[Cross-posted from Kamera, and written in the early 2000s]
The DVD release of Human Traffic Remixed is, its title suggests, a remix of the 1999 original, with revamped visuals, a new opening sequence, an updated soundtrack, bolstered by extra features – an early short by Justin Kerrigan, another short by Allan Niblo, the producer, a Making Of… documentary, and a few deleted scenes. At face value, an interesting experiment: to try to repackage a film utterly dependent on a specific zeitgeist into a product ready for a new dance generation.
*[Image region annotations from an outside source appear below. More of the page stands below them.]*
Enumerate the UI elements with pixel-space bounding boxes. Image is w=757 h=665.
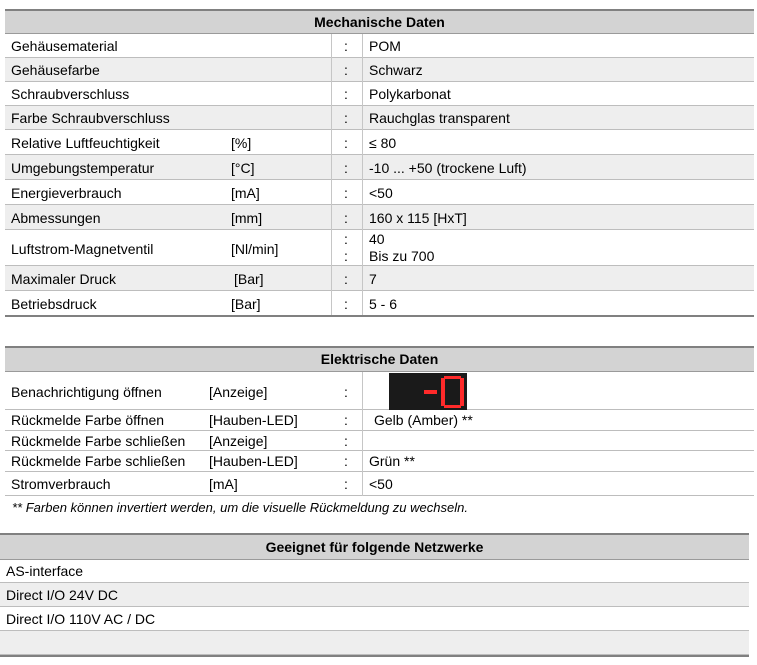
table-bottom-border (0, 655, 749, 657)
zero-top-segment (444, 376, 461, 379)
list-item (0, 631, 749, 655)
table-row (5, 155, 754, 180)
row-label: Stromverbrauch (11, 476, 111, 492)
row-separator: : (344, 271, 348, 287)
table-row (5, 410, 754, 431)
row-value: -10 ... +50 (trockene Luft) (369, 160, 527, 176)
row-label: Farbe Schraubverschluss (11, 110, 170, 126)
row-label: Luftstrom-Magnetventil (11, 241, 154, 257)
row-label: Schraubverschluss (11, 86, 130, 102)
table-row (5, 180, 754, 205)
table-row (5, 266, 754, 291)
row-unit: [%] (231, 135, 252, 151)
footnote: ** Farben können invertiert werden, um die visuelle Rückmeldung zu wechseln. (12, 500, 468, 515)
table-row (5, 451, 754, 472)
row-label: Betriebsdruck (11, 296, 97, 312)
row-label: Benachrichtigung öffnen (11, 384, 162, 400)
row-separator: : (344, 160, 348, 176)
row-separator: : (344, 296, 348, 312)
row-unit: [Hauben-LED] (209, 453, 298, 469)
row-separator: : (344, 248, 348, 264)
row-separator: : (344, 433, 348, 449)
table-row (5, 431, 754, 451)
row-value: ≤ 80 (369, 135, 397, 151)
row-unit: [Hauben-LED] (209, 412, 298, 428)
row-value: 40 (369, 231, 385, 247)
row-separator: : (344, 476, 348, 492)
row-value: <50 (369, 476, 393, 492)
row-label: Energieverbrauch (11, 185, 122, 201)
table-bottom-border (5, 315, 754, 317)
mechanical-title: Mechanische Daten (314, 14, 445, 30)
mechanical-header (5, 9, 754, 34)
row-separator: : (344, 110, 348, 126)
list-item (0, 583, 749, 607)
row-separator: : (344, 412, 348, 428)
row-value: 7 (369, 271, 377, 287)
table-row (5, 205, 754, 230)
row-separator: : (344, 384, 348, 400)
seven-segment-display-icon (389, 373, 467, 410)
row-separator: : (344, 185, 348, 201)
minus-segment (424, 390, 437, 394)
table-row (5, 106, 754, 130)
table-row (5, 372, 754, 410)
row-value: POM (369, 38, 401, 54)
row-separator: : (344, 62, 348, 78)
row-value: Grün ** (369, 453, 415, 469)
network-label: AS-interface (6, 563, 84, 579)
zero-bottom-segment (444, 405, 461, 408)
column-divider (331, 34, 332, 316)
row-label: Gehäusefarbe (11, 62, 100, 78)
row-value: Bis zu 700 (369, 248, 435, 264)
table-row (5, 472, 754, 496)
row-label: Rückmelde Farbe schließen (11, 433, 186, 449)
table-row (5, 291, 754, 316)
list-item (0, 607, 749, 631)
column-divider (362, 372, 363, 496)
row-value: Gelb (Amber) ** (374, 412, 473, 428)
row-separator: : (344, 135, 348, 151)
table-row (5, 58, 754, 82)
row-value: Schwarz (369, 62, 423, 78)
row-unit: [mm] (231, 210, 263, 226)
list-item (0, 560, 749, 583)
row-value: Rauchglas transparent (369, 110, 510, 126)
row-unit: [mA] (209, 476, 238, 492)
row-separator: : (344, 38, 348, 54)
row-unit: [Anzeige] (209, 384, 268, 400)
electrical-title: Elektrische Daten (320, 351, 439, 367)
networks-title: Geeignet für folgende Netzwerke (265, 539, 484, 555)
row-label: Gehäusematerial (11, 38, 118, 54)
row-label: Maximaler Druck (11, 271, 117, 287)
row-unit: [°C] (231, 160, 255, 176)
network-label: Direct I/O 110V AC / DC (6, 611, 156, 627)
network-label: Direct I/O 24V DC (6, 587, 119, 603)
row-unit: [Nl/min] (231, 241, 279, 257)
row-value: 160 x 115 [HxT] (369, 210, 467, 226)
row-label: Relative Luftfeuchtigkeit (11, 135, 160, 151)
row-unit: [Bar] (234, 271, 264, 287)
row-separator: : (344, 453, 348, 469)
table-row (5, 34, 754, 58)
electrical-header (5, 346, 754, 372)
row-separator: : (344, 210, 348, 226)
row-unit: [Bar] (231, 296, 261, 312)
zero-right-segment (460, 378, 464, 406)
row-separator: : (344, 86, 348, 102)
table-row (5, 82, 754, 106)
row-value: 5 - 6 (369, 296, 398, 312)
table-row (5, 130, 754, 155)
row-label: Rückmelde Farbe öffnen (11, 412, 165, 428)
column-divider (362, 34, 363, 316)
row-separator: : (344, 231, 348, 247)
row-label: Abmessungen (11, 210, 101, 226)
row-value: Polykarbonat (369, 86, 451, 102)
row-label: Rückmelde Farbe schließen (11, 453, 186, 469)
row-unit: [mA] (231, 185, 260, 201)
row-label: Umgebungstemperatur (11, 160, 155, 176)
row-unit: [Anzeige] (209, 433, 268, 449)
networks-header (0, 533, 749, 560)
row-value: <50 (369, 185, 393, 201)
zero-left-segment (441, 378, 445, 406)
table-row (5, 230, 754, 266)
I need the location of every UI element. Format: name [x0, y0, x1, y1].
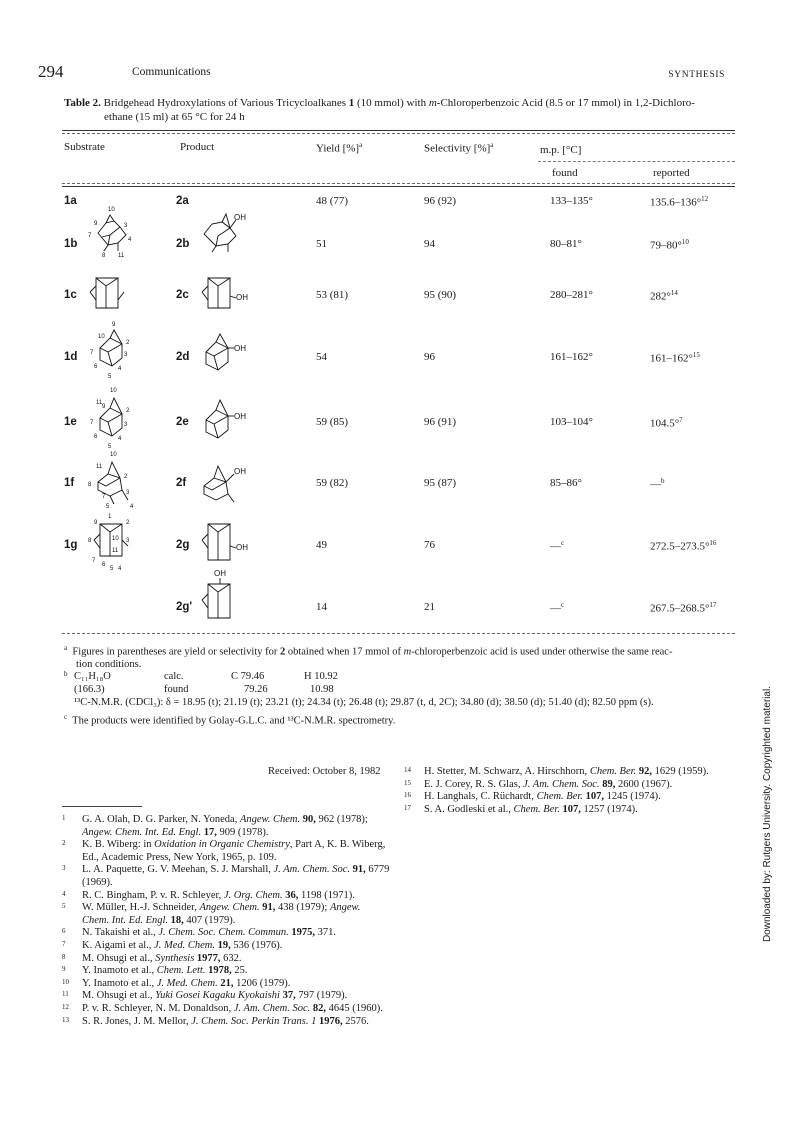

What is rather odd, and has created a bit of a spat around the release, is that Kerrigan had no knowledge of the plans to recut the film. Niblo, Kerrigan’s tutor at art school, retains the rights to the film (Kerrigan signed them away, as he didn’t have enough money to pay a lawyer to check over his contract) and somewhat disingenuously claims of the new cut – for it is his – that, as it’s not being branded as Justin Kerrigan’s film, but as a remix, there’s no problem. What must stick in Kerrigan’s craw is that it is such a personal film, so obviously the translation of a personal experience. The appropriation of his film by his erstwhile mentor, and the neat use of the term “producers”, implying Kerrigan’s involvement (or endorsement) without actually having to pay him, must be a severe personal blow. One has to hope it spurs him into delivering on the deal with Miramax that Human Traffic brought him.
The look and feel of the film are not significantly different enough to make the anti-ageing marketing schtick stick, as it’s still a authentically uncomplicated film, rightly unapologetic about its hedonistic (rather than epicurean) take on rave culture and recreational drug-taking (apparently most of the extras were E’d up), but let down by its off-the-shelf characterisation and cribbing. Judging from Kerrigan’s early short Pubroom Paranoia, while his style is full of verve, it’s reached its culmination in Human Traffic with its direct-to-camera addresses, flip voiceovers, and publand conversation. Compared with the range of someone like Shane Meadows or Lynne Ramsay, this is much more in the school of Guy Ritchie. The film is honest about its own lack of depth, for all Kerrigan’s and Niblo’s talking it up – as a “manifesto”, it doesn’t get beyond We will take E, We will dance (and the more E we’ve taken, the more slo-mo we’ll dance in), We will talk shit, We will come down (and go through what the Norwegians call fylleangst, and what we call “Tell me I didn’t…”), etc. It is hyper, heavily-styled and doesn’t leave a bad smell – it’s something for the weekend, even. Full of recognisable clubland types, and plangent Welsh dance-/hip-hop-/gangsta-speak, Kerrigan’s film offers an authentic vision of the hell of UK McJobs and the need for escapism, but the half-baked attempts to yoke it to a wider exploration of counter-culture should have been binned.
The DVD extras are generous, just about bearing out Niblo’s assertion that the disc is a “quality product”. Kerrigan’s short is pretty patchy on content, but points the way to the confidence of Human Traffic, Niblo’s short is good, if a bit rant-y (did he have a run-in with some squaddies?), the Making of… is insightful but not really that probing, and the deleted scenes throw up at least one amusing improvisation (Glassing Queers – riffing on a repellent Welsh couple). Overall, unmixed or Remixed, it’s fun, it’s loud, it’s two Aristotelian Unities for the price of one, and definitely worth renting. Just don’t get too monged to remember to give it back.